In the month of September, 1825, lightning struck a brigantine which lay at anchor in the Bay of Armiso, in the Adriatic. A sailor was killed by the bolt, and tradition says that on one of his hips was seen the perfect representation of a horse-shoe, a counterpart of one nailed to the vessel’s foremast in accordance with the custom in vogue on the Mediterranean.[208]
The same custom is common in German inland waters, as, for example, on the river craft which ply on the Elbe below Hamburg, and on those which navigate the Trave, at Lubec. On the latter vessels horse-shoes are usually fastened to the stern-post, instead of to the mast.
In a German work, entitled “Seespuk,” by P. G. Heims, page 138, the writer remarks that, among seafaring people, the old pagan emblem, the horse-shoe, whose talismanic origin is so closely associated with horse-sacrifice and the use of horse-flesh as food among the heathen nations of the North, is even now the most powerful safeguard aboard ship against lightning and the powers of evil.
There are comparatively few small vessels laden with wood, fruit, vegetables, or other merchandise, sailing between Baltic Sea ports, upon whose foremast, or elsewhere upon deck, horse-shoes are not nailed.
Indeed, continues the same writer, this symbol has a notable significance in German art as well, a fact attributable less to its graceful curving shape than to the deeply rooted superstitions, relics of barbaric times, which yet cling to it.
Whether we regard the horse-shoe as a symbol of Wodan, the chief deity of the northern nations, as deriving magical power from its half-moon shape, as a product of supernatural skill in dealing with iron and fire, or as appertaining to the favorite sacrificial animal of antiquity, the pagan source of its superstitious use is equally evident.
The horse-shoe, whether as an amulet or as a sign of good luck, has nothing to do with the Christian religion. In either case it is a wholly superstitious symbol, and savors of paganism; it is in fact an inheritance from our heathen ancestors, a barbaric token, unworthy even to be named in connection with the sacred cross. Yet throughout many centuries it has captivated the popular fancy, and its emblematic use appears to be as firmly established to-day as ever in many parts of the world.

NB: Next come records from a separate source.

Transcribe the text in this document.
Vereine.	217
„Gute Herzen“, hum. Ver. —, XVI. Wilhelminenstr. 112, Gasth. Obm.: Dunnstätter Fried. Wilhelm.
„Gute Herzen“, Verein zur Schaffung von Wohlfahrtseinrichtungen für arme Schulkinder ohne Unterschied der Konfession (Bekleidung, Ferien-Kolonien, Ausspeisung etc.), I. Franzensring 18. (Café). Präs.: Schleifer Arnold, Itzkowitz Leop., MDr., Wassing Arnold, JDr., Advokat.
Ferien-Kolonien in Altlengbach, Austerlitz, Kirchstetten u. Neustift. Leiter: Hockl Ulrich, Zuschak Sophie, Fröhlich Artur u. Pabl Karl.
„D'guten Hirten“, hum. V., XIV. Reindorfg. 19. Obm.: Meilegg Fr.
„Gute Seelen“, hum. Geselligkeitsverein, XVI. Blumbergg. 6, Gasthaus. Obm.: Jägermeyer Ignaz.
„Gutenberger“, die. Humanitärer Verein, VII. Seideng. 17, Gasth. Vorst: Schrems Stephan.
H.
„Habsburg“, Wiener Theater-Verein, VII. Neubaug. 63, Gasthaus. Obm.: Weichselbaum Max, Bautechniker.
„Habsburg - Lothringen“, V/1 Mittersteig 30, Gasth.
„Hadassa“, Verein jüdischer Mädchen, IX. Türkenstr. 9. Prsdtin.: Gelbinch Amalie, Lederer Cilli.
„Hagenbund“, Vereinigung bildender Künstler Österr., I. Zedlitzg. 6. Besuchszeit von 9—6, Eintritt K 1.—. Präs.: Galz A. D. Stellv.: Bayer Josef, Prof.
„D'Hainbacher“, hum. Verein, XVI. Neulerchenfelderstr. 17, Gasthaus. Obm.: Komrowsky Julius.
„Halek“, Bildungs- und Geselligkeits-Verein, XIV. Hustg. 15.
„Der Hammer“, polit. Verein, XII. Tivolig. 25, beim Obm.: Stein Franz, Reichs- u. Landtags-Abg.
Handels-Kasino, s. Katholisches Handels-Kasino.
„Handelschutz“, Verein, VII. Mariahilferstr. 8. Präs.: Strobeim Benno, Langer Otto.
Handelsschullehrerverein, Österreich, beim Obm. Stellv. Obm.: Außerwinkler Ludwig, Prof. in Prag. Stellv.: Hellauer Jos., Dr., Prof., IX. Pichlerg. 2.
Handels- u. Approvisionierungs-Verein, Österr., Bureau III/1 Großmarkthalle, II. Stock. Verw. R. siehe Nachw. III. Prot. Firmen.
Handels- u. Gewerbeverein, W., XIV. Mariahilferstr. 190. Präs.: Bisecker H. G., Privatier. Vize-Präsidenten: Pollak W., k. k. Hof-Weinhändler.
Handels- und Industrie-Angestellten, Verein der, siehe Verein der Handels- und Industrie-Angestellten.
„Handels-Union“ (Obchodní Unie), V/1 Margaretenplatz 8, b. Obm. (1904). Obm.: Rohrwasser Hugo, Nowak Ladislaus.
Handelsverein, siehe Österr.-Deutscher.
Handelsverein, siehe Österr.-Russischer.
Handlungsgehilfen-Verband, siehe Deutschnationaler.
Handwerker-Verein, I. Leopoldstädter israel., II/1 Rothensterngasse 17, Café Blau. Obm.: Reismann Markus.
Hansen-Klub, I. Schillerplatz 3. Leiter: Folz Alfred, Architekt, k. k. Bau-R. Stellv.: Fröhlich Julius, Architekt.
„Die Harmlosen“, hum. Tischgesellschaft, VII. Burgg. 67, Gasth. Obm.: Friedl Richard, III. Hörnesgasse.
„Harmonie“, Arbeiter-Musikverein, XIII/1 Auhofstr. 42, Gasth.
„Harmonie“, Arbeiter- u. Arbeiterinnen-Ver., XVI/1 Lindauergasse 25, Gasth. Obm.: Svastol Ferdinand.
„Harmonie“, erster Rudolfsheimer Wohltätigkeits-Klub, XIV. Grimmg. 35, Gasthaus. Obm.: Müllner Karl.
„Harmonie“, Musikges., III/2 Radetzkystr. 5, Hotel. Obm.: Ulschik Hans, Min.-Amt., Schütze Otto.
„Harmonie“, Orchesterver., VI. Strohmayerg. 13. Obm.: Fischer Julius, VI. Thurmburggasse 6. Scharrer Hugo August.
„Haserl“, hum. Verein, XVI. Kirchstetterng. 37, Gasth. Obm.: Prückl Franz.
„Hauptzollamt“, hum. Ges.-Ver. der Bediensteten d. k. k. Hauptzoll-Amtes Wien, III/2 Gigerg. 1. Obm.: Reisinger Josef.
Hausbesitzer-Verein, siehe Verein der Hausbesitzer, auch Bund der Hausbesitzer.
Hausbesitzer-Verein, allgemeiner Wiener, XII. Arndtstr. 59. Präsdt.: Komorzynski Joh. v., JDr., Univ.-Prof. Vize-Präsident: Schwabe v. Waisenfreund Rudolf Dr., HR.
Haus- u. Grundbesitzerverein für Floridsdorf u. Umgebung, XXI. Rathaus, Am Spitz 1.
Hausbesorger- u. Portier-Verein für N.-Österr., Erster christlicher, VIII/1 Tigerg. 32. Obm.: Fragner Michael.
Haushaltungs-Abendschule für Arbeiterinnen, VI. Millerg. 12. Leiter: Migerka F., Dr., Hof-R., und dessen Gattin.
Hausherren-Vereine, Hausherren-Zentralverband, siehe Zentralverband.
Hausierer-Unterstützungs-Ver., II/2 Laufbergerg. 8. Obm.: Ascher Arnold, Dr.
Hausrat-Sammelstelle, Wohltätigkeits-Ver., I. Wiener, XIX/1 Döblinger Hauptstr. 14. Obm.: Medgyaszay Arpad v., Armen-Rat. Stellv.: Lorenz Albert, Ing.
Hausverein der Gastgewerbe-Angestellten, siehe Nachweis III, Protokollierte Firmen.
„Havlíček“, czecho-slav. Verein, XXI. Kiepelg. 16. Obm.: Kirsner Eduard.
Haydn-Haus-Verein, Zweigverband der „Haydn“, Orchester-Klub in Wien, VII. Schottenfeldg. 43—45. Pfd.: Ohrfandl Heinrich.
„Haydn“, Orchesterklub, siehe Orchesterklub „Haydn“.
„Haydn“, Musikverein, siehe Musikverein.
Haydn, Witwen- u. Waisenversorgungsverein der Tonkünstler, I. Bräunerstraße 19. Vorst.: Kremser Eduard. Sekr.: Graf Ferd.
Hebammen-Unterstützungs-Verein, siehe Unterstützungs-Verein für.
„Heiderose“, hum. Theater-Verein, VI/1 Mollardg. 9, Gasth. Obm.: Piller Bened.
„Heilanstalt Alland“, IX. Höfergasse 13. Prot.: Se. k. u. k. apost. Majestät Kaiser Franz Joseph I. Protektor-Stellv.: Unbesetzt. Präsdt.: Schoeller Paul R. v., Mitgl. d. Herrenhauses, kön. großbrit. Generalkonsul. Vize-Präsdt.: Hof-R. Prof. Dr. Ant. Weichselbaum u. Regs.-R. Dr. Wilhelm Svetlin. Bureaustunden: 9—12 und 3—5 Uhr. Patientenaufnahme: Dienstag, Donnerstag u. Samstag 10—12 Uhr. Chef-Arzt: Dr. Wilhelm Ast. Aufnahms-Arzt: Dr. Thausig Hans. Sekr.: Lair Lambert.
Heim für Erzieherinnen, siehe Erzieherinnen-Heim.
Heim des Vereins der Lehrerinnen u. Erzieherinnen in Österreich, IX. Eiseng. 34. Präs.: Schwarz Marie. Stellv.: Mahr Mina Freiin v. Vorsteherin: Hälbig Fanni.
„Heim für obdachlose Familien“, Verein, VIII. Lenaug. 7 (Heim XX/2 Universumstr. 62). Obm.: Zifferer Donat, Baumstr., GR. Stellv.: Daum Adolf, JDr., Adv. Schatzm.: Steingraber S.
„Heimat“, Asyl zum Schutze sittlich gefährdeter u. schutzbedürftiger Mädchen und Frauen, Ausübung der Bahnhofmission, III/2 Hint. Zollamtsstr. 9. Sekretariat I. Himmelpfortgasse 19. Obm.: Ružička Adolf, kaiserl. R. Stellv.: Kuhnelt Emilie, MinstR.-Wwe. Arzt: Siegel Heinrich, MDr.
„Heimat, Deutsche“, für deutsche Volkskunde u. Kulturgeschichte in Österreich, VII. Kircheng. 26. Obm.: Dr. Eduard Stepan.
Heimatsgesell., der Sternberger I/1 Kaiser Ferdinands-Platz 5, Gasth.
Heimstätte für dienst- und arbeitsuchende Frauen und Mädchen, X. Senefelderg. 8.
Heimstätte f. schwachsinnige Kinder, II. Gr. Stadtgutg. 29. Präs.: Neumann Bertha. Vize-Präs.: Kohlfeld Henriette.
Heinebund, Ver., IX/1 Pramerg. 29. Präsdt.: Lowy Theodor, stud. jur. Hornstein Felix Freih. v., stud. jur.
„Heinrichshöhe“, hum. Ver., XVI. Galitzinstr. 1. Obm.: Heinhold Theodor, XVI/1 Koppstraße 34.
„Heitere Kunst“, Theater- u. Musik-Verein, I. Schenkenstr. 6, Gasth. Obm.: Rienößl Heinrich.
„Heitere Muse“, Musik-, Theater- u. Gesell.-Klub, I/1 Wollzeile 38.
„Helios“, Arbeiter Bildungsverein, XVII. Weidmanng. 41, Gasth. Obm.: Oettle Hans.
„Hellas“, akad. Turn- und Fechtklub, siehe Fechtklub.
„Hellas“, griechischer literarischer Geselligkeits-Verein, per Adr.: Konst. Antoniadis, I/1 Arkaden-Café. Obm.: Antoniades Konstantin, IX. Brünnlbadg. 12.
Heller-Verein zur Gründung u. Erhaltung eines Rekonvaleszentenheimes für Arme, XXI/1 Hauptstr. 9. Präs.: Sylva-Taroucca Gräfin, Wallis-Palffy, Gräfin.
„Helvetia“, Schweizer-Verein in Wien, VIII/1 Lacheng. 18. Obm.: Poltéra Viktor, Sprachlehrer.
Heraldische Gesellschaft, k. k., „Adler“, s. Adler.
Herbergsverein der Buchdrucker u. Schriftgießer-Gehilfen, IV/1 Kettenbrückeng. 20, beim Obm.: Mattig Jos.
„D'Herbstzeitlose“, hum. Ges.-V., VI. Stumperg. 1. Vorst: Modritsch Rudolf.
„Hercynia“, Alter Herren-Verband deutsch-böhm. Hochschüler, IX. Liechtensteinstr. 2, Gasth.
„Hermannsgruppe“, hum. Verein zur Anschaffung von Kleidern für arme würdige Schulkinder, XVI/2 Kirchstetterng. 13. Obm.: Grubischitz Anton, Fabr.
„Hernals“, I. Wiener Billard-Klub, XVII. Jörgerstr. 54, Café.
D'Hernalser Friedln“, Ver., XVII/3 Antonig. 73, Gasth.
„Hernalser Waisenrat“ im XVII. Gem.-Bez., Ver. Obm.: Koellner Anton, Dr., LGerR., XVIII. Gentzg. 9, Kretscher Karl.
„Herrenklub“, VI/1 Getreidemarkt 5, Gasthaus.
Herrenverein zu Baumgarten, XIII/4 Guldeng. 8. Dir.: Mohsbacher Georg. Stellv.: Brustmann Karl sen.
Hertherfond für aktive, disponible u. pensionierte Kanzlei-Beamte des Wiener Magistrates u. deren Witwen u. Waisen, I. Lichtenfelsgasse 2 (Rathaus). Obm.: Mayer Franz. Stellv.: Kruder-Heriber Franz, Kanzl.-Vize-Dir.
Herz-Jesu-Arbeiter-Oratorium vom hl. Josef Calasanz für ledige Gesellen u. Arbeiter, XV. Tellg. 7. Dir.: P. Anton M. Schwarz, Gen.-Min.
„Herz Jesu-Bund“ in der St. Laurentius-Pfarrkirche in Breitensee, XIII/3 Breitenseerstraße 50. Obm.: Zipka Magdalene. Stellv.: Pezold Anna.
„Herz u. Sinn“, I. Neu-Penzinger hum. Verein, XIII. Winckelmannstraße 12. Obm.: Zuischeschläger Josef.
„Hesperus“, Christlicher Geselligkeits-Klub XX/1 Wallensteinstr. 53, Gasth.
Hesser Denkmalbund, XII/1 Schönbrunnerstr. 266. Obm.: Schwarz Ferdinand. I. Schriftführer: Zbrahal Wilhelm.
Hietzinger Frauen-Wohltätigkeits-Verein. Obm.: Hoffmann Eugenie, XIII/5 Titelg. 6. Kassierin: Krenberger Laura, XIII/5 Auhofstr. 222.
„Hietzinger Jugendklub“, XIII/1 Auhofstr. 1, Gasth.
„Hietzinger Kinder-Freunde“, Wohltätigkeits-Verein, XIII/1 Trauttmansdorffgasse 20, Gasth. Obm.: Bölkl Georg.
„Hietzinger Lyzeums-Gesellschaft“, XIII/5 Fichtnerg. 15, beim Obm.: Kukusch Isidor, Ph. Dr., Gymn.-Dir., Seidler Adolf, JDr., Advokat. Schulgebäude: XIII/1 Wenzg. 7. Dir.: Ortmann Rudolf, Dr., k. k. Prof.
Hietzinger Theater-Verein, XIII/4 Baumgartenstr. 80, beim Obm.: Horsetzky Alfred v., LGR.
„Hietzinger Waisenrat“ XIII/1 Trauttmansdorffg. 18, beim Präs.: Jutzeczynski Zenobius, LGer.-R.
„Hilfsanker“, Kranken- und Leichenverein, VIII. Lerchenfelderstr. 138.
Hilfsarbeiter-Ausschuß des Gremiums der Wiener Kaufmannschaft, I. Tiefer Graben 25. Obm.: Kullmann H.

It is popularly believed that the chance finding of a horse-shoe greatly enhances its magical power; and it is claimed, moreover, by some writers, to be an axiom in folk-lore that talismanic objects thrust upon one’s notice, as it were, are direct gifts from the goddess Fortune, and hence possessed of a special value for the finder. Such a notion is as clearly of pagan origin as the custom of bowing to the new moon, or of fixing representations of horses’ heads upon the gables of houses in order to terrify wandering spirits of evil.
In “Curiosities of Popular Customs,” by William S. Walsh (p. 665, 1898), it is stated that the Northern peoples were wont to offer sacrifices to Wodan after the harvest, and that the little cakes still baked on St. Martin’s Day, November 11, throughout Germany, are shaped like a horn or horse-shoe, which was a token of the pagan god. Although not susceptible of proof, it seems highly probable that we have here another relic of idolatry. It is a point worthy of note, moreover, that Wodan was not only an all-powerful deity, corresponding to the Greek Zeus and Roman Jupiter, but that he was also a great magician, and hence quite naturally the horse-shoe, as one of his symbols, inherits magical attributes.